As I type this, I am sleepy. Tired too. I almost didn’t write today. I let work and all it’s intricacies take control. I am writing now given the commitment I made to myself. That I would write not only in joy but also in pain. Not just when alert, but also when sleepy.

Bell Hooks once shared in her book Sisters of the Yam, that when we speak the truth of our lives, we begin to heal. Telling the truth, a flat-footed one, as Patricia Bell Scott would suggest, is a crucial step in any process of self-recovery. Telling the truth releases the burden of hiding. Telling the truth helps to shape and determine my destiny. Telling the truth keeps me alert. It’s also a reminder of the powers that lie deep within me and a commitment to honor that power. And so writing has become a space where my truths are uncovered, where my feelings are expressed, and my thoughts are listened too.

Writing for me is also a place of hope. An intense one. It’s the one place I am free to be myself. Free to touch my core self.

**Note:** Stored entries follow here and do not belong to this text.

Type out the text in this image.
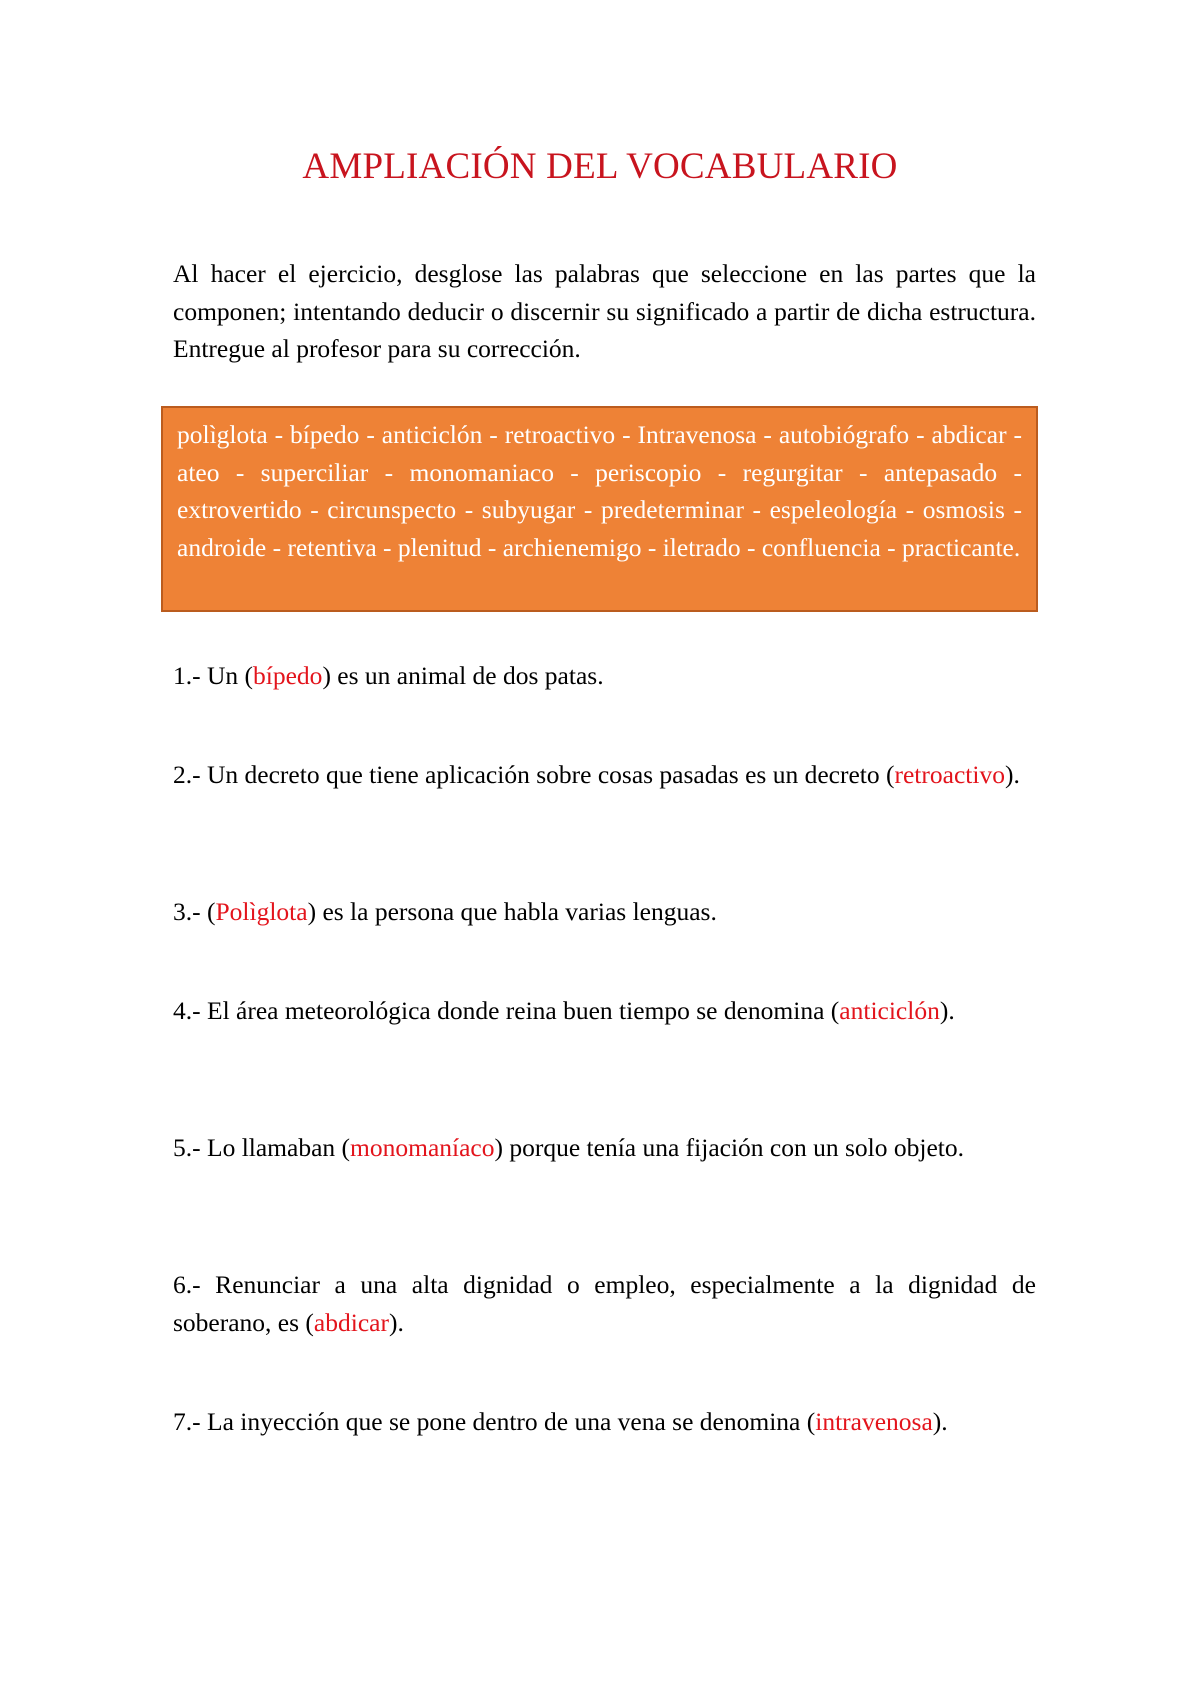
AMPLIACIÓN DEL VOCABULARIO
Al hacer el ejercicio, desglose las palabras que seleccione en las partes que la componen; intentando deducir o discernir su significado a partir de dicha estructura. Entregue al profesor para su corrección.
polìglota - bípedo - anticiclón - retroactivo - Intravenosa - autobiógrafo - abdicar - ateo - superciliar - monomaniaco - periscopio - regurgitar - antepasado - extrovertido - circunspecto - subyugar - predeterminar - espeleología - osmosis - androide - retentiva - plenitud - archienemigo - iletrado - confluencia - practicante.
1.- Un (bípedo) es un animal de dos patas.
2.- Un decreto que tiene aplicación sobre cosas pasadas es un decreto (retroactivo).
3.- (Polìglota) es la persona que habla varias lenguas.
4.- El área meteorológica donde reina buen tiempo se denomina (anticiclón).
5.- Lo llamaban (monomaníaco) porque tenía una fijación con un solo objeto.
6.- Renunciar a una alta dignidad o empleo, especialmente a la dignidad de soberano, es (abdicar).
7.- La inyección que se pone dentro de una vena se denomina (intravenosa).
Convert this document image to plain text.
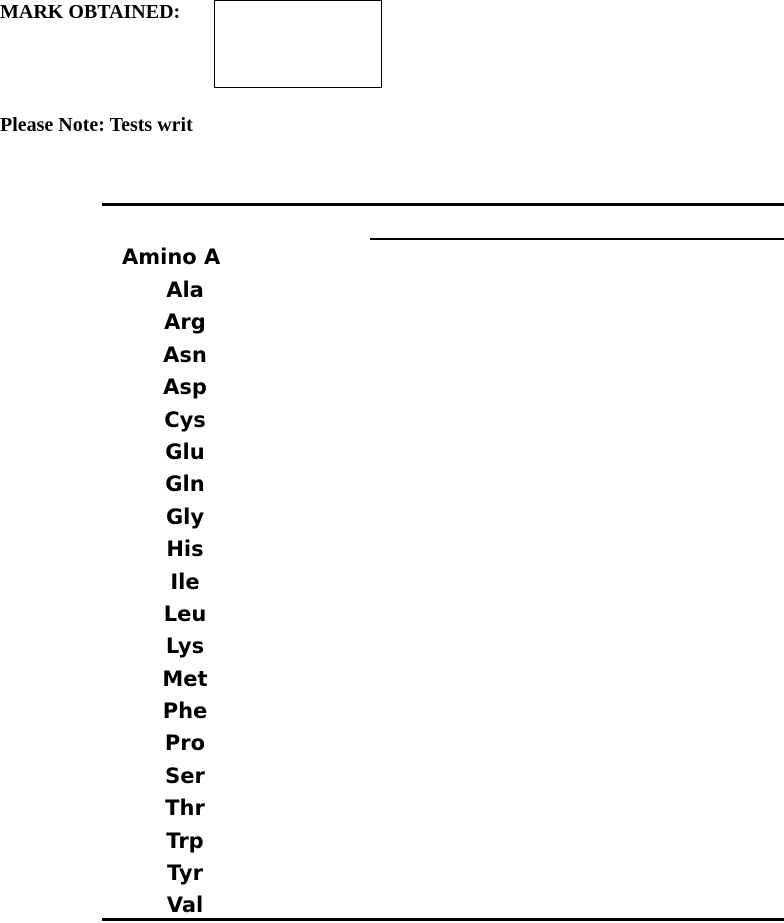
MARK OBTAINED:
Please Note: Tests writ
Amino A
Ala
Arg
Asn
Asp
Cys
Glu
Gln
Gly
His
Ile
Leu
Lys
Met
Phe
Pro
Ser
Thr
Trp
Tyr
Val
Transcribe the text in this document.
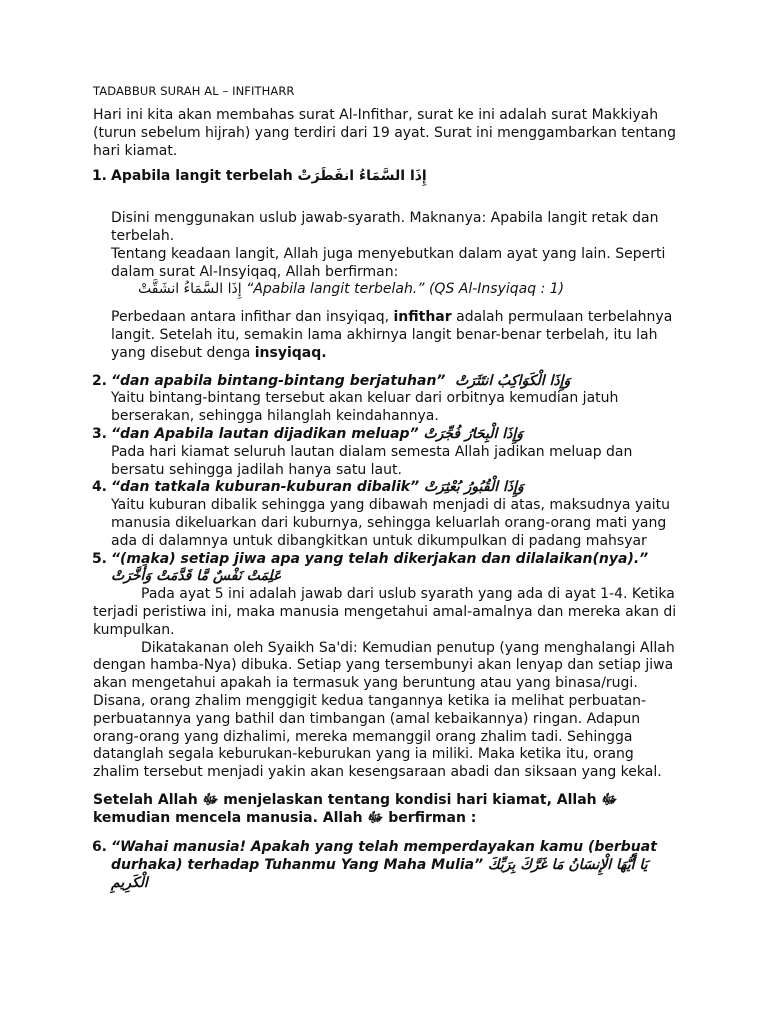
TADABBUR SURAH AL – INFITHARR

Hari ini kita akan membahas surat Al-Infithar, surat ke ini adalah surat Makkiyah (turun sebelum hijrah) yang terdiri dari 19 ayat. Surat ini menggambarkan tentang hari kiamat.

1. Apabila langit terbelah إِذَا السَّمَاءُ انفَطَرَتْ

Disini menggunakan uslub jawab-syarath. Maknanya: Apabila langit retak dan terbelah.

Tentang keadaan langit, Allah juga menyebutkan dalam ayat yang lain. Seperti dalam surat Al-Insyiqaq, Allah berfirman:

إِذَا السَّمَاءُ انشَقَّتْ “Apabila langit terbelah.” (QS Al-Insyiqaq : 1)

Perbedaan antara infithar dan insyiqaq, infithar adalah permulaan terbelahnya langit. Setelah itu, semakin lama akhirnya langit benar-benar terbelah, itu lah yang disebut denga insyiqaq.

2. “dan apabila bintang-bintang berjatuhan” وَإِذَا الْكَوَاكِبُ انتَثَرَتْ

Yaitu bintang-bintang tersebut akan keluar dari orbitnya kemudian jatuh berserakan, sehingga hilanglah keindahannya.

3. “dan Apabila lautan dijadikan meluap” وَإِذَا الْبِحَارُ فُجِّرَتْ

Pada hari kiamat seluruh lautan dialam semesta Allah jadikan meluap dan bersatu sehingga jadilah hanya satu laut.

4. “dan tatkala kuburan-kuburan dibalik” وَإِذَا الْقُبُورُ بُعْثِرَتْ

Yaitu kuburan dibalik sehingga yang dibawah menjadi di atas, maksudnya yaitu manusia dikeluarkan dari kuburnya, sehingga keluarlah orang-orang mati yang ada di dalamnya untuk dibangkitkan untuk dikumpulkan di padang mahsyar

5. “(maka) setiap jiwa apa yang telah dikerjakan dan dilalaikan(nya).”  عَلِمَتْ نَفْسٌ مَّا قَدَّمَتْ وَأَخَّرَتْ

Pada ayat 5 ini adalah jawab dari uslub syarath yang ada di ayat 1-4. Ketika terjadi peristiwa ini, maka manusia mengetahui amal-amalnya dan mereka akan di kumpulkan.

Dikatakanan oleh Syaikh Sa'di: Kemudian penutup (yang menghalangi Allah dengan hamba-Nya) dibuka. Setiap yang tersembunyi akan lenyap dan setiap jiwa akan mengetahui apakah ia termasuk yang beruntung atau yang binasa/rugi. Disana, orang zhalim menggigit kedua tangannya ketika ia melihat perbuatan-perbuatannya yang bathil dan timbangan (amal kebaikannya) ringan. Adapun orang-orang yang dizhalimi, mereka memanggil orang zhalim tadi. Sehingga datanglah segala keburukan-keburukan yang ia miliki. Maka ketika itu, orang zhalim tersebut menjadi yakin akan kesengsaraan abadi dan siksaan yang kekal.

Setelah Allah ﷻ menjelaskan tentang kondisi hari kiamat, Allah ﷻ kemudian mencela manusia. Allah ﷻ berfirman :

6. “Wahai manusia! Apakah yang telah memperdayakan kamu (berbuat durhaka) terhadap Tuhanmu Yang Maha Mulia” يَا أَيُّهَا الْإِنسَانُ مَا غَرَّكَ بِرَبِّكَ الْكَرِيمِ
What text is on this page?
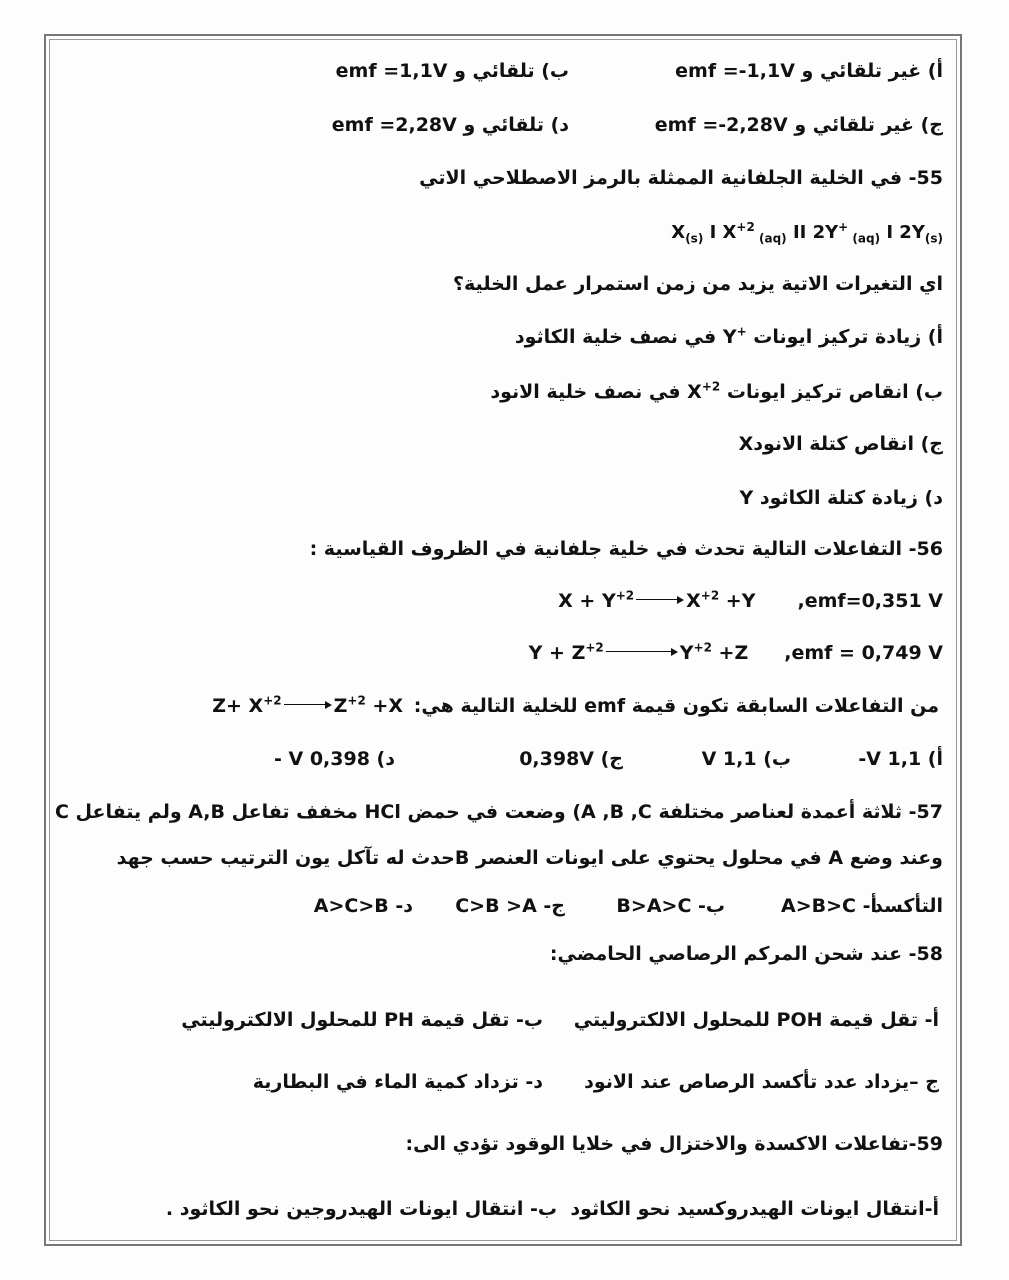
أ) غير تلقائي و emf =-1,1V
ب) تلقائي و emf =1,1V
ج) غير تلقائي و emf =-2,28V
د) تلقائي و emf =2,28V
55- في الخلية الجلفانية الممثلة بالرمز الاصطلاحي الاتي
$X_{(s)}$ I $X^{+2}$ $_{(aq)}$ II 2Y+ $_{(aq)}$ I $2Y_{(s)}$
اي التغيرات الاتية يزيد من زمن استمرار عمل الخلية؟
أ) زيادة تركيز ايونات Y+ في نصف خلية الكاثود
ب) انقاص تركيز ايونات $X^{+2}$ في نصف خلية الانود
ج) انقاص كتلة الانودX
د) زيادة كتلة الكاثود Y
56- التفاعلات التالية تحدث في خلية جلفانية في الظروف القياسية :
$X + Y^{+2}$	$X^{+2} +Y$ ,emf=0,351 V
$Y + Z^{+2}$	$Y^{+2} +Z$ ,emf = 0,749 V
من التفاعلات السابقة تكون قيمة emf للخلية التالية هي:
$Z+ X^{+2}$	$Z^{+2} +X$
أ) V 1,1-
ب) V 1,1
ج) 0,398V
د) V 0,398 -
57- ثلاثة أعمدة لعناصر مختلفة A ,B ,C) وضعت في حمض HCl مخفف تفاعل A,B ولم يتفاعل C
وعند وضع A في محلول يحتوي على ايونات العنصر Bحدث له تآكل يون الترتيب حسب جهد
التأكسد
أ- A>B>C
ب- B>A>C
ج- C>B >A
د- A>C>B
58- عند شحن المركم الرصاصي الحامضي:
أ- تقل قيمة POH للمحلول الالكتروليتي
ب- تقل قيمة PH للمحلول الالكتروليتي
ج –يزداد عدد تأكسد الرصاص عند الانود
د- تزداد كمية الماء في البطارية
59-تفاعلات الاكسدة والاختزال في خلايا الوقود تؤدي الى:
أ-انتقال ايونات الهيدروكسيد نحو الكاثود
ب- انتقال ايونات الهيدروجين نحو الكاثود .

Free to let it be. Free to let it move as I want. Free to let it speak as it feels. Writing is hope for me. A space where my soul is restored, where my mind is recovered, where my being is redeemed even while sleepy. Keep telling your truth.

My middle name is Isioma. It’s what I am called within my inner circle and family. It’s from my Igbo language. ‘Isi’ literally means head, symbolic of one’s aura and destiny, while ‘oma’ means good. Isioma, then put together means- one with good head on their shoulders and a good destiny. I have always wondered why I was given such a name at birth. It’s true meaning evades me at times. The idea of one’s name being their destiny is not only inspiring but can be overwhelming. So to are concepts of gender as a black woman in the US. That we are inspiring is often invisible, hidden or ignored, even though many of us are. Rather, what overwhelms mainstream discussions is our inferiority or ignorance, our marginalization or disempowerment. Yet concepts of gender, like our names, are critical not only for black women’s identity but also for the spaces that support and empower our existence.

Isioma in all her glory!

Gender for example in Igbo thought, meant girls named Isioma, have a strong place within the society. Not only were we destined to be knowledgeable from birth, but our parents and ancestors knew for the beginning that learning, studying, even the gift of gab or ability to persuade others effortlessly would be our portion if we followed our ‘chi,’ our guide in Igbo cosmology. Our name is quite literally our destiny, with knowledge, intellect, placed at the center of our existence from the beginning. Therein lies the dignity of my existence, one placed on me from birth and not dictated by society. Before I crawled or walked the earth, before I spoke words or understood what they meant, my family radically saw me. They reoriented their consciousness to prescribe what they felt should be my guide through life, my desire. They informed me of my dignity, my knowledge, my intellect, long before society had a say in how I would describe or defend myself. What is in a name? With a name like Isioma, everything.

My name gave me permission to see myself as my people first saw and continue to see me. My name allows me to write, to tell the story of myself, and by so doing, my history. My name forces me to put words together, to uncover deeply buried ideas from my past, to tell the history and story of being a woman, to radically break the silence on what it means to be an Igbo woman, a black woman. The task of living out my name is one this blog fosters for me on a daily basis. I am propelled to pen my existence because my existence knew I would do so from the beginning. My existence knew I would work to push boundaries, forge new avenues, agitate or resist ideas, especially racist ones that seek to define my being. Racist ideas based on Western, Eurocentric standards of being, are and continue to remain antithetical to what I am destined to become. And my name set out to guide my understanding of self, long before the world had any say. That in essence is the power of one’s name, one’s destiny. Keep ‘Isioma’ in mind whenever you think of your unique journey through life. It has been and continues to remain my guide.